Romain Caillet, Le Monde, 22 mai 2015, p. 2
« Détruire Palmyre revient à provoquer l’Occident. C’est aussi effacer la présence d’une culture précédant l’islam, assimilée de surcroît à celle des colonisateurs. »
Jean-Pierre Perrin, Libération, 22 mai 2015, p. 4
Dans l’une des vidéos postées par Daesh, un homme explique que les miliciens sont « en train de détruire à Mossoul “le musée des Anglais”, parce que ces objets n’existaient pas du temps du Prophète et qu’ils ont été exhumés par les Britanniques à l’époque coloniale pour affaiblir l’islam ».
« La guerre culturelle fait partie intégrante du djihad »,
Books, mai 2015
Parmi les motifs plus ou moins explicites que Daesh donne de la destruction des monuments du patrimoine syrien et irakien se trouve l’idée que le souci du patrimoine serait typiquement une valeur occidentale, donc idolâtre. On vénérerait en quelque sorte les vestiges du passé, qu’ils appartiennent à l’Antiquité « païenne » ou aux époques islamiques. D’ailleurs, on oublie trop souvent que Daesh s’en est pris non seulement aux ruines antiques les plus spectaculaires, mais aussi à des mausolées de saints hommes musulmans à Palmyre comme à Raqqa.
Dire que les Syriens, dans leur ensemble, montraient en toute occasion un attachement viscéral à leur patrimoine serait à l’évidence mentir. Mais peut-on le dire de quelque peuple que ce soit ? Il est évident que, dans le siècle écoulé, les destructions ont été massives, malgré la mise en place d’un premier service des Antiquités au temps du Mandat français. Nous qui travaillons beaucoup dans le Sud de la Syrie pouvons comparer les descriptions données par les voyageurs au XIXe siècle ou au début du XXe siècle avec ce que nous avons pu observer depuis quelques dizaines d’années dans les villages qui, à peu près tous, abritent des ruines antiques. L’explosion démographique que connaît la Syrie depuis les années 1970 (passée de 7 millions d’habitants au recensement d’octobre 1970 à plus de 21 millions en 2011) a entraîné une dilatation sans fin des villages, malgré l’importance des migrations vers les villes. Pour prendre l’exemple que nous connaissons le mieux, celui du Sud de la Syrie, en 1970 les habitants occupaient les bâtiments antiques, avec des ajouts en béton quand cela était nécessaire, mais sans que le village déborde de beaucoup la butte constituée par le tell antique ; on voyait ainsi de petits villages noirs (on est en pays basaltique) isolés les uns des autres par de vastes étendues cultivées (le Hauran est une riche terre à blé). Un demi-siècle plus tard, la plupart des villages antiques sont largement abandonnés et utilisés comme enclos à bétail, granges, quand ce n’est pas comme carrière pour fournir les belles pierres qui serviront de linteaux, de seuils ou de montants de portes ; beaucoup de maisons abandonnées ne servent que de dépotoirs. D’innombrables maisons en béton et en moellons, bâties au centre d’un jardin, donnent une extension considérable à chaque village. Les petits villages noirs d’autrefois ont laissé la place à d’immenses villages blanchâtres, au maillage très lâche, de sorte que parfois des villages voisins finissent par se rejoindre, restreignant de façon dramatique l’étendue des terres agricoles.

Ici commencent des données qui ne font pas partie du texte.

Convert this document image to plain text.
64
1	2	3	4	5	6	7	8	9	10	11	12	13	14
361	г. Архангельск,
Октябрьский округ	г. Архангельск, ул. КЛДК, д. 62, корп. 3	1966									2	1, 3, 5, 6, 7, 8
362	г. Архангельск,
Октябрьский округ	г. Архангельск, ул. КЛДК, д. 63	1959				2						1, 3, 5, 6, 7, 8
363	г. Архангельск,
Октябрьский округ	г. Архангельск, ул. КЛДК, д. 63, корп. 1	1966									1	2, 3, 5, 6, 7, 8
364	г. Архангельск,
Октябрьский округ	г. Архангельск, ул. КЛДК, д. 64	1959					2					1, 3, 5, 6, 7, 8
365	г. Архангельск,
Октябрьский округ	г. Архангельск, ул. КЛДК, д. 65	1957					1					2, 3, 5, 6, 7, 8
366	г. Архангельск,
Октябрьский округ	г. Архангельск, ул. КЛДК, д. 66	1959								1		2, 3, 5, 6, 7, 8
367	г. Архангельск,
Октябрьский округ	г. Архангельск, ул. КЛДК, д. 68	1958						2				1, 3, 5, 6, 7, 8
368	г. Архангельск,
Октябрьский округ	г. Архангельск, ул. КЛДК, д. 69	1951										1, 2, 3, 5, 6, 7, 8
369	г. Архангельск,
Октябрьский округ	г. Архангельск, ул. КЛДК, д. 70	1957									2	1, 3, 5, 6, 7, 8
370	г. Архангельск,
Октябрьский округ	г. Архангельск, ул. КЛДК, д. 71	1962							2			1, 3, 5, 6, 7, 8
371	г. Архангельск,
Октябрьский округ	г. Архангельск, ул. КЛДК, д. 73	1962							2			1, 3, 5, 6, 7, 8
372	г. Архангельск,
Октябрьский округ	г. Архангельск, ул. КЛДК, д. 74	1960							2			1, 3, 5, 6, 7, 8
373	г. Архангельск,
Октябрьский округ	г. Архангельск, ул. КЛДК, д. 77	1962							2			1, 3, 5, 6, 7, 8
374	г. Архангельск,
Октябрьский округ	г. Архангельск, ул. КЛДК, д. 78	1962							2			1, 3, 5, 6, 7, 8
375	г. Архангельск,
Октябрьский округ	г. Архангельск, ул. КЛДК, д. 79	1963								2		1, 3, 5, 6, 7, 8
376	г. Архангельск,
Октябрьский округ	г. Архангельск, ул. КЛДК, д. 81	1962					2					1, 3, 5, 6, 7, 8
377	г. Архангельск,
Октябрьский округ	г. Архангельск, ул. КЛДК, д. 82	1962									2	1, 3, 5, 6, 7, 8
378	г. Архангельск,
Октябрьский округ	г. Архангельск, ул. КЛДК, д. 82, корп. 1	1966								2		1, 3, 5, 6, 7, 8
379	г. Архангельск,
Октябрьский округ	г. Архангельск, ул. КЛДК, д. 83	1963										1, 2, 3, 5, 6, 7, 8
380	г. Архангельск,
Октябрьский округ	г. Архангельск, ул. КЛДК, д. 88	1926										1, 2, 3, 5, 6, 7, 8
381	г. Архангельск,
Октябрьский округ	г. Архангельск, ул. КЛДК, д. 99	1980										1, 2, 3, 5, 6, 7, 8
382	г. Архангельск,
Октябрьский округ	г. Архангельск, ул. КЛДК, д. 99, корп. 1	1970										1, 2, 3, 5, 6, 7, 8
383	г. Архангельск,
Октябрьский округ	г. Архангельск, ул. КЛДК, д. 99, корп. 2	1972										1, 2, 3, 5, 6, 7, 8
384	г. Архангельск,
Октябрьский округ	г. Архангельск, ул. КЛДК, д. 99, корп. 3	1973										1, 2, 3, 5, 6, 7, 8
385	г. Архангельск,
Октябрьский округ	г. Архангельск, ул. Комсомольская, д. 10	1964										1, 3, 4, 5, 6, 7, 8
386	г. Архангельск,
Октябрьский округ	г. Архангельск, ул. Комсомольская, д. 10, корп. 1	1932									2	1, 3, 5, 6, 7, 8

Sur le plan patrimonial, cela s’est traduit par la destruction massive des vestiges antiques. On peut invoquer l’ignorance en même temps que la banalité de ce patrimoine : tous les villages sont pleins de vestiges antiques, et l’on voit mal comment tout pourrait être préservé. Mais la responsabilité revient autant aux responsables qu’aux villageois. D’une part, l’État n’a cessé de limiter ses efforts à quelques sites majeurs (Bosra, Shahba, Qanawat, plus les musées de Soueïda et de Deraa), délaissant tout le reste ou presque. D’autre part, aucun effort n’a jamais été fait pour sensibiliser la population à la protection des vestiges antiques, les responsables n’ayant que mépris pour ces paysans qui ne s’intéresseraient à rien.
Notre fréquentation pendant plus de quarante ans de ces villageois nous donne une image bien différente. Certes, on ne peut nier l’importance des destructions, mais si l’on veut bien adopter une attitude respectueuse envers les paysans qui abritent les vestiges chez eux (nous avons été reçus dans des centaines, voire des milliers de maisons), on se rend compte qu’il existe une vraie curiosité pour leur origine et leur signification. Bien sûr, on n’échappe pas aux questions sur le trésor caché, chacun racontant volontiers la découverte de pièces d’or ou de trésors. Mais lorsque l’on prend la peine de traduire les inscriptions et d’en expliquer le sens en termes simples, les propriétaires se montrent attentifs et intéressés. Il nous est même arrivé, en Syrie du Nord, de rencontrer un villageois qui se désolait que personne ne soit venu recopier l’inscription qui ornait un tombeau antique situé au fond de sa cour ! Il ignorait qu’elle avait été recopiée depuis un siècle au moins, mais sa remarque était révélatrice d’un vrai attachement à son patrimoine personnel.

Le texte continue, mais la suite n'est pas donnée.